La première condition pour que des pommes de terre soient de longue durée, c’est de les récolter bien mûres et de ne les arracher que le plus longtemps possible après que leurs fanes seront mortes et desséchées. La seconde condition presque aussi essentielle que la première, c’est de les récolter par une journée chaude et sèche et de les laisser s’essorer ou se ressuyer à l’air, sous un hangar ou dans une chambre avant de les descendre à la cave. D’ordinaire, on ne prend pas cette précaution : aussitôt l’arrachage fini, on transporte les pommes de terre et on les met en tas dans un coin de la cave ou du cellier. On s’attache ensuite à les préserver des fortes gelées de l’hiver en tamponnant les ouvertures avec du foin, de la paille et du fumier, et une fois les ouvertures ainsi bouchées, on ne prend point la peine de les déboucher quand la température s’adoucit. Voilà pourquoi les pommes de terre s’échauffent, germent et pourrissent. Pareil résultat ne se produirait pas, si les tas de pommes de terre étaient bien aérés, si l’air tiède et stagnant était constamment chassé et remplacé par de l’air frais. Or, il appartient aux instituteurs de donner ce bon exemple, et c’est chose facile. Sur l’emplacement destiné à recevoir leur provision de pommes de terre, ils devront placer quelques bûches de bois et en travers de ces bûches des brins de fagots ou des claies. Puis, contre le mur de la cave ou du cellier, ils dresseront ou des pailles de colza, ou des chenevottes, ou du gluis ou des ramilles sèches, de façon que les pommes de terre empilées ne touchent pas aux pierres du mur. Ils pourront encore, au milieu même de l’emplacement, mettre debout un fagot, et, après cela, ils commenceront leur tas de pommes de terre qui, grâce à ces dispositions, recevra de l’air par dessous, par les côtés et par le milieu. Dans les temps de forte gelée, ils devront sans doute fermer ou boucher les ouvertures, mais ils auront soin de les ouvrir, lorsqu’il n’y aura aucun danger à le faire et d’établir des courants pour chasser l’air chaud. De cette manière, les pommes de terre se conserveront bien. Un autre procédé qui réussit encore parfaitement, mails qui ne convient qu’aux petits ménages est celui-ci : On forme avec des planches sans valeur une caisse à claire-voie plus longue que large et portant sur quatre pieds. Les pommes de terre qu’on y met ne s’y échauffent pas, puisque l’air leur arrive en dessus, en dessous et par les quatre côtés.

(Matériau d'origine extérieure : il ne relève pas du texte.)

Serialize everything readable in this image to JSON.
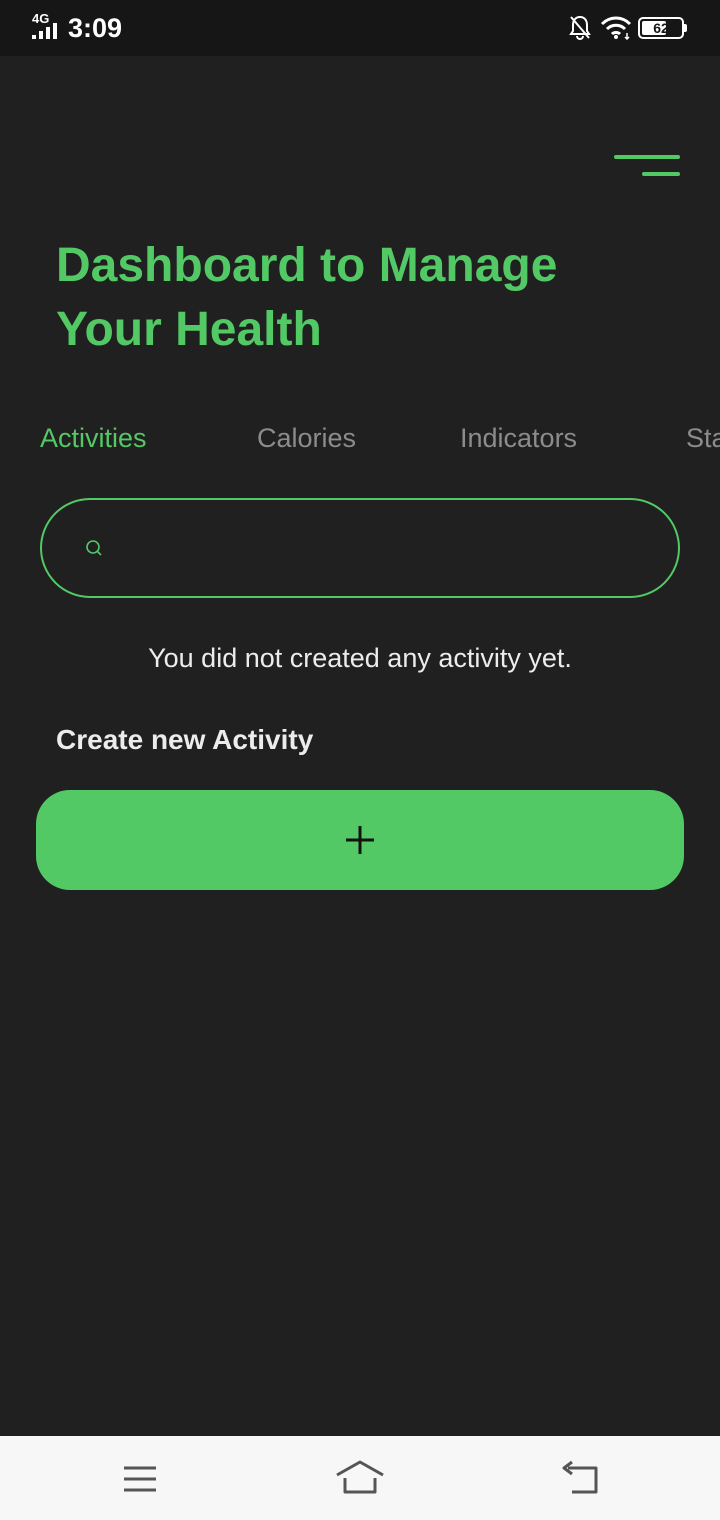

Les instituteurs qui prendront la peine de vulgariser ces procédés de conservation, rendront un signalé service autour d’eux.

Pour ce qui est de la conservation des racines et notamment des carottes, la plupart des gens de nos campagnes ne s’y entendent guère non plus. Ils commencent nécessairement l’arrachage par celles qui ont été semées les premières et ils le finissent par celles qui ont été semées les dernières. À mesure qu’ils arrachent, ils rompent les fanes et emportent les racines qu’ils versent négligemment dans la cave ou le cellier. Or, lorsque le tas est fini, il n’est pas besoin d’être un observateur accompli pour remarquer que les racines de la base sont les plus âgées et que celles du sommet sont les plus jeunes. Que s’ensuit-il ?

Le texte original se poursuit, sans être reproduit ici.